Californians are moving northward in search of a rural solace many believe can no longer be found in the country's most populous state. Between 1991 and 1993, a reported 28,202 Californians moved to Idaho, making up nearly 27% of the state's 98,446 new residents. In the same period, 5,315 of those California transplants moved to Kootenai County, nearly 40% of its newcomers.

California provides more than twice as many emigres to Idaho as second-place Washington state. And even many of the latter, according to Idaho state transportation officials who tally newcomer origins through auto license plate transfers, are once-removed Californians who moved on after finding the growing congestion of Seattle and Puget Sound too much like home.

Those numbers are fueled in part by a growing number of San Fernando Valley residents weary of the noise and drive-by shootings as well as what they call the outrageous price of doing business in places like Van Nuys, Chatsworth and North Hollywood.

John Mann left Thousand Oaks and a career as a stockbroker because he hate L.A. traffic and cultural tensions. "I'm no racist, but I just got tired of being a minority in Los Angeles, tired of explaining English to 7-Eleven clerks and counting their change for them," he said.

"And I'd go orbital, absolutely berserk, if I had to sit in traffic. I'd hyperventilate, pound on the wheel. Once I chased a guy, doing 105 m.p.h. on the Simi Valley Freeway, because I was sick of him cruising my neighborhood at 11 p.m. with his boom box blaring."

Inspired by such suburban pioneers, the centuries-long westward migration to the Pacific has taken a decided turn to the north as tens of thousands of Californians follow The Dream to states such as Idaho, Washington, Oregon and Colorado.

For most Southern Californians, this new life has been a bit of northern exposure--searching for their own private Idaho, a niche among the strait-laced and sometimes cranky native population who wear the term local like some Great Northwest badge of honor.

Barbara Lund, a 40ish ex-model from the City of Industry, had such a hard time adjusting to Idaho men that she founded a dating club for California transplants, attracting dozens of lonely hearts, frozen out of or self-exiled from the Idaho singles scene.

"Idaho," Lund sums it up, "can be a very lonely place."

The name Coeur d'Alene was coined centuries ago by Native American hunters, angered by French traders they thought were low-balling fur prices. They called them small-hearted men. Hence, the story goes, Coeur d'Alene means, roughly, "heart the size of an alene, " a small leather-piercing tool the Native Americans used.

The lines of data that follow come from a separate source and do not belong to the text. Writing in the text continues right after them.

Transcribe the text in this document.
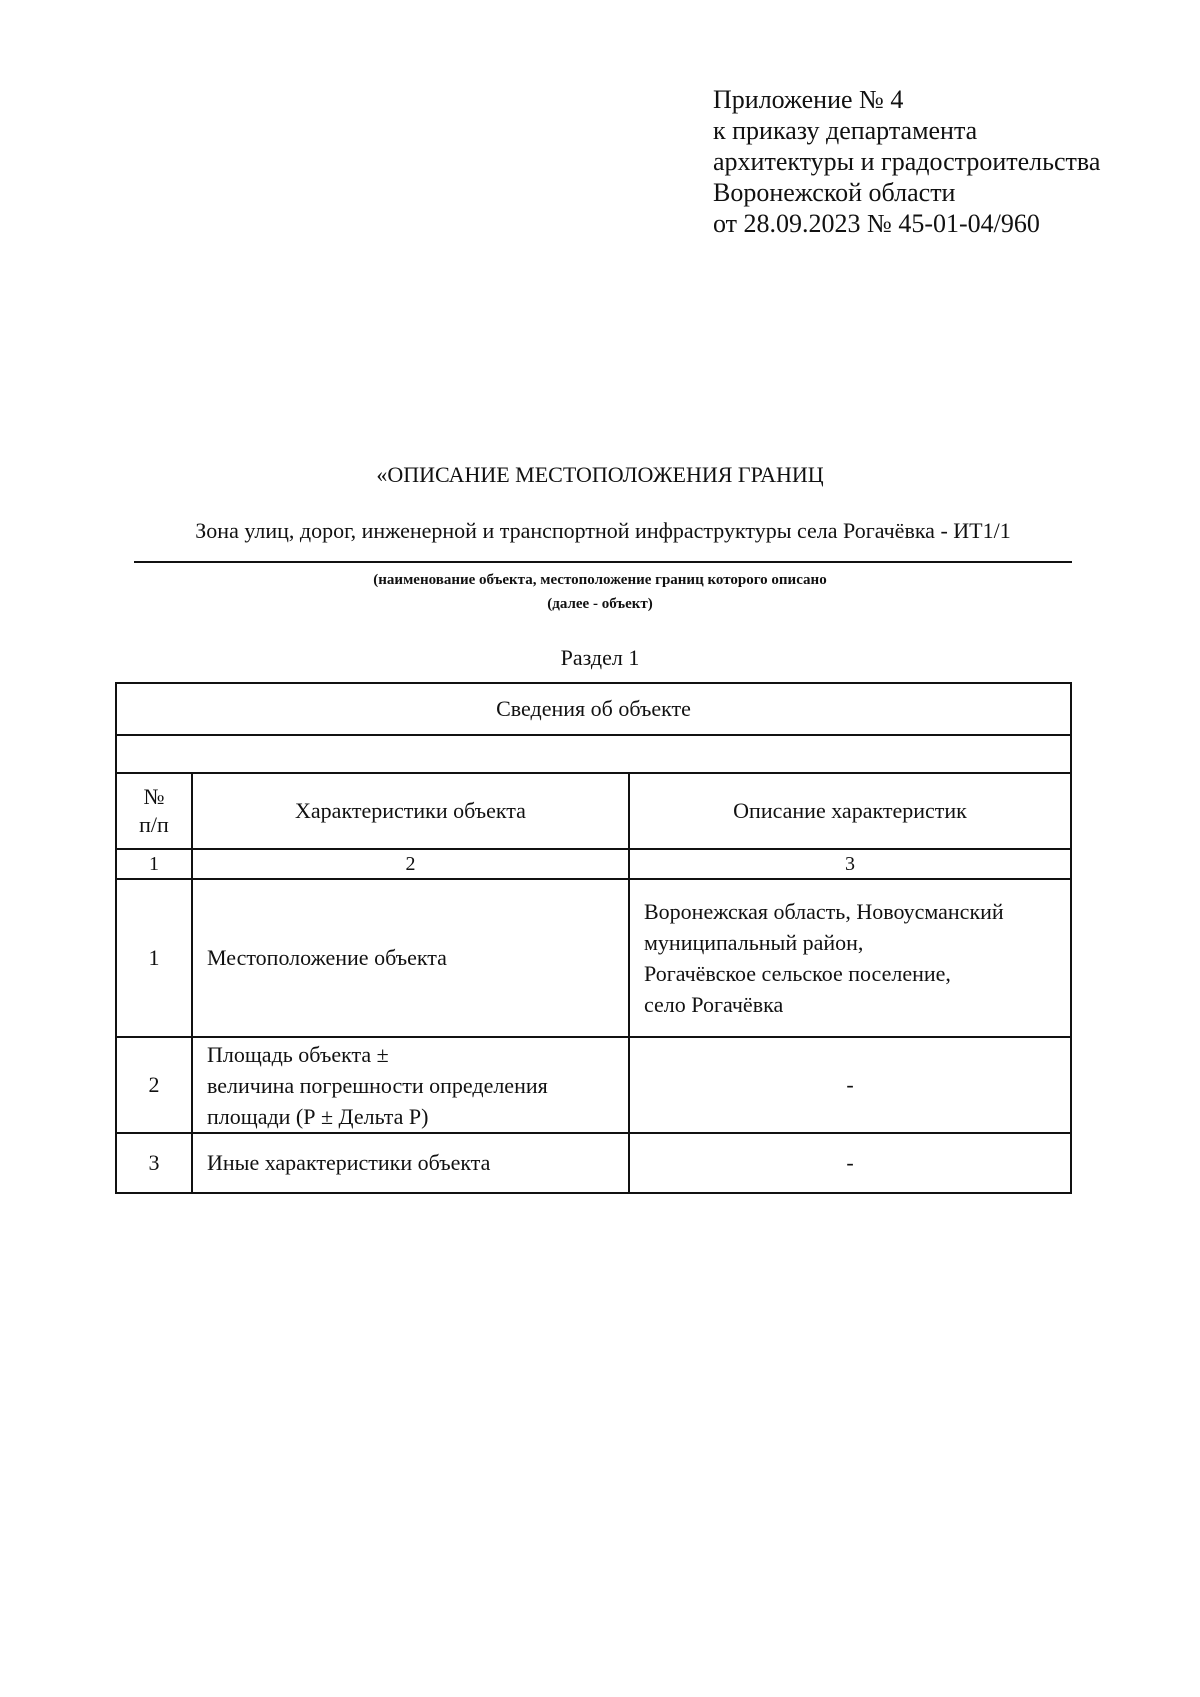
Приложение № 4
к приказу департамента
архитектуры и градостроительства
Воронежской области
от 28.09.2023 № 45-01-04/960
«ОПИСАНИЕ МЕСТОПОЛОЖЕНИЯ ГРАНИЦ
Зона улиц, дорог, инженерной и транспортной инфраструктуры села Рогачёвка - ИТ1/1
(наименование объекта, местоположение границ которого описано
(далее - объект)
Раздел 1
Сведения об объекте		

№
п/п	Характеристики объекта	Описание характеристик
1	2	3
1	Местоположение объекта	Воронежская область, Новоусманский
муниципальный район,
Рогачёвское сельское поселение,
село Рогачёвка

2	Площадь объекта ±
величина погрешности определения
площади (Р ± Дельта Р)	-
3	Иные характеристики объекта	-
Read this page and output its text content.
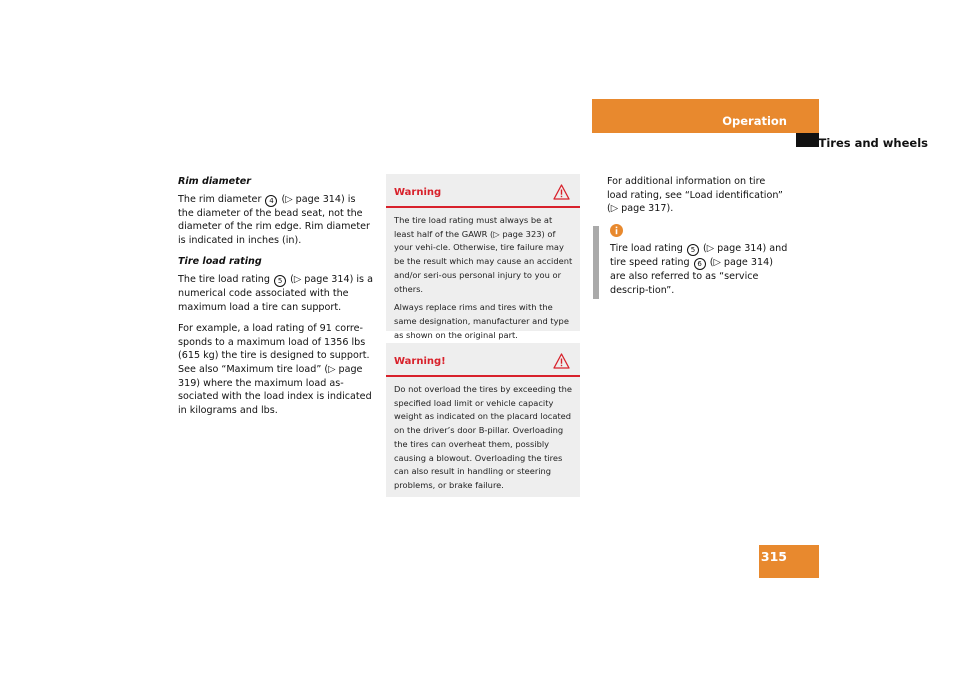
Operation
Tires and wheels

Rim diameter

The rim diameter 4 (▷ page 314) is the diameter of the bead seat, not the diameter of the rim edge. Rim diameter is indicated in inches (in).

Tire load rating

The tire load rating 5 (▷ page 314) is a numerical code associated with the maximum load a tire can support.

For example, a load rating of 91 corre-sponds to a maximum load of 1356 lbs (615 kg) the tire is designed to support. See also “Maximum tire load” (▷ page 319) where the maximum load as-sociated with the load index is indicated in kilograms and lbs.

Warning

The tire load rating must always be at least half of the GAWR (▷ page 323) of your vehi-cle. Otherwise, tire failure may be the result which may cause an accident and/or seri-ous personal injury to you or others.

Always replace rims and tires with the same designation, manufacturer and type as shown on the original part.

Warning!

Do not overload the tires by exceeding the specified load limit or vehicle capacity weight as indicated on the placard located on the driver’s door B-pillar. Overloading the tires can overheat them, possibly causing a blowout. Overloading the tires can also result in handling or steering problems, or brake failure.

For additional information on tire load rating, see “Load identification” (▷ page 317).

Tire load rating 5 (▷ page 314) and tire speed rating 6 (▷ page 314) are also referred to as “service descrip-tion”.
315
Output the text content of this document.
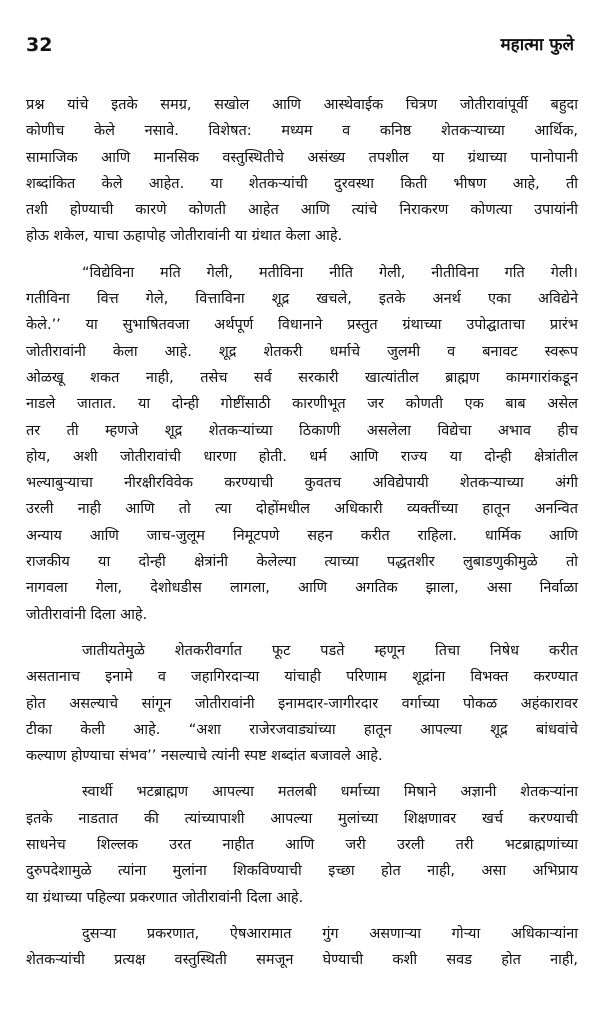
32	महात्मा फुले
प्रश्न यांचे इतके समग्र, सखोल आणि आस्थेवाईक चित्रण जोतीरावांपूर्वी बहुदा
कोणीच केले नसावे. विशेषत: मध्यम व कनिष्ठ शेतकऱ्याच्या आर्थिक,
सामाजिक आणि मानसिक वस्तुस्थितीचे असंख्य तपशील या ग्रंथाच्या पानोपानी
शब्दांकित केले आहेत. या शेतकऱ्यांची दुरवस्था किती भीषण आहे, ती
तशी होण्याची कारणे कोणती आहेत आणि त्यांचे निराकरण कोणत्या उपायांनी
होऊ शकेल, याचा ऊहापोह जोतीरावांनी या ग्रंथात केला आहे.
“विद्येविना मति गेली, मतीविना नीति गेली, नीतीविना गति गेली।
गतीविना वित्त गेले, वित्ताविना शूद्र खचले, इतके अनर्थ एका अविद्येने
केले.’’ या सुभाषितवजा अर्थपूर्ण विधानाने प्रस्तुत ग्रंथाच्या उपोद्घाताचा प्रारंभ
जोतीरावांनी केला आहे. शूद्र शेतकरी धर्माचे जुलमी व बनावट स्वरूप
ओळखू शकत नाही, तसेच सर्व सरकारी खात्यांतील ब्राह्मण कामगारांकडून
नाडले जातात. या दोन्ही गोष्टींसाठी कारणीभूत जर कोणती एक बाब असेल
तर ती म्हणजे शूद्र शेतकऱ्यांच्या ठिकाणी असलेला विद्येचा अभाव हीच
होय, अशी जोतीरावांची धारणा होती. धर्म आणि राज्य या दोन्ही क्षेत्रांतील
भल्याबुऱ्याचा नीरक्षीरविवेक करण्याची कुवतच अविद्येपायी शेतकऱ्याच्या अंगी
उरली नाही आणि तो त्या दोहोंमधील अधिकारी व्यक्तींच्या हातून अनन्वित
अन्याय आणि जाच-जुलूम निमूटपणे सहन करीत राहिला. धार्मिक आणि
राजकीय या दोन्ही क्षेत्रांनी केलेल्या त्याच्या पद्धतशीर लुबाडणुकीमुळे तो
नागवला गेला, देशोधडीस लागला, आणि अगतिक झाला, असा निर्वाळा
जोतीरावांनी दिला आहे.
जातीयतेमुळे शेतकरीवर्गात फूट पडते म्हणून तिचा निषेध करीत
असतानाच इनामे व जहागिरदाऱ्या यांचाही परिणाम शूद्रांना विभक्त करण्यात
होत असल्याचे सांगून जोतीरावांनी इनामदार-जागीरदार वर्गाच्या पोकळ अहंकारावर
टीका केली आहे. “अशा राजेरजवाड्यांच्या हातून आपल्या शूद्र बांधवांचे
कल्याण होण्याचा संभव’’ नसल्याचे त्यांनी स्पष्ट शब्दांत बजावले आहे.
स्वार्थी भटब्राह्मण आपल्या मतलबी धर्माच्या मिषाने अज्ञानी शेतकऱ्यांना
इतके नाडतात की त्यांच्यापाशी आपल्या मुलांच्या शिक्षणावर खर्च करण्याची
साधनेच शिल्लक उरत नाहीत आणि जरी उरली तरी भटब्राह्मणांच्या
दुरुपदेशामुळे त्यांना मुलांना शिकविण्याची इच्छा होत नाही, असा अभिप्राय
या ग्रंथाच्या पहिल्या प्रकरणात जोतीरावांनी दिला आहे.
दुसऱ्या प्रकरणात, ऐषआरामात गुंग असणाऱ्या गोऱ्या अधिकाऱ्यांना
शेतकऱ्यांची प्रत्यक्ष वस्तुस्थिती समजून घेण्याची कशी सवड होत नाही,
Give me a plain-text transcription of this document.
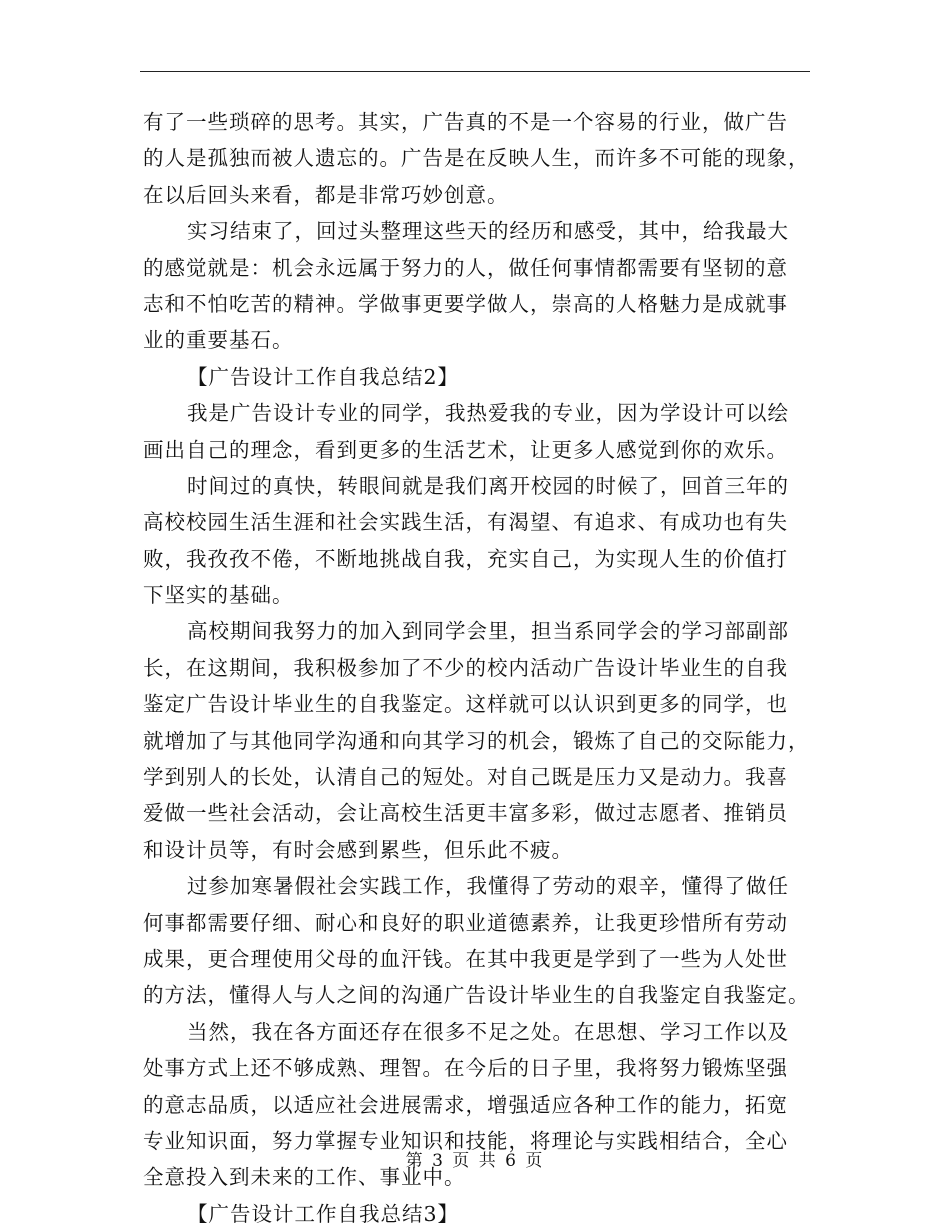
有了一些琐碎的思考。其实，广告真的不是一个容易的行业，做广告
的人是孤独而被人遗忘的。广告是在反映人生，而许多不可能的现象，
在以后回头来看，都是非常巧妙创意。
实习结束了，回过头整理这些天的经历和感受，其中，给我最大
的感觉就是：机会永远属于努力的人，做任何事情都需要有坚韧的意
志和不怕吃苦的精神。学做事更要学做人，崇高的人格魅力是成就事
业的重要基石。
【广告设计工作自我总结2】
我是广告设计专业的同学，我热爱我的专业，因为学设计可以绘
画出自己的理念，看到更多的生活艺术，让更多人感觉到你的欢乐。
时间过的真快，转眼间就是我们离开校园的时候了，回首三年的
高校校园生活生涯和社会实践生活，有渴望、有追求、有成功也有失
败，我孜孜不倦，不断地挑战自我，充实自己，为实现人生的价值打
下坚实的基础。
高校期间我努力的加入到同学会里，担当系同学会的学习部副部
长，在这期间，我积极参加了不少的校内活动广告设计毕业生的自我
鉴定广告设计毕业生的自我鉴定。这样就可以认识到更多的同学，也
就增加了与其他同学沟通和向其学习的机会，锻炼了自己的交际能力，
学到别人的长处，认清自己的短处。对自己既是压力又是动力。我喜
爱做一些社会活动，会让高校生活更丰富多彩，做过志愿者、推销员
和设计员等，有时会感到累些，但乐此不疲。
过参加寒暑假社会实践工作，我懂得了劳动的艰辛，懂得了做任
何事都需要仔细、耐心和良好的职业道德素养，让我更珍惜所有劳动
成果，更合理使用父母的血汗钱。在其中我更是学到了一些为人处世
的方法，懂得人与人之间的沟通广告设计毕业生的自我鉴定自我鉴定。
当然，我在各方面还存在很多不足之处。在思想、学习工作以及
处事方式上还不够成熟、理智。在今后的日子里，我将努力锻炼坚强
的意志品质，以适应社会进展需求，增强适应各种工作的能力，拓宽
专业知识面，努力掌握专业知识和技能，将理论与实践相结合，全心
全意投入到未来的工作、事业中。
【广告设计工作自我总结3】
第 3 页 共 6 页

Today in Coeur d'Alene, many locals are lashing back at what they regard as a new small-hearted invasion, of big-city "kooks" whose very appearance and every action affronts their traditional values.

"There's a stereotype of Californians here," said David Bond, a reporter for the Coeur d'Alene Press. "They roller-blade around town in neon, glow-in-the-dark clothes. They put fences around their land and call the Forest Service all winter long, complaining that locals are killing the deer."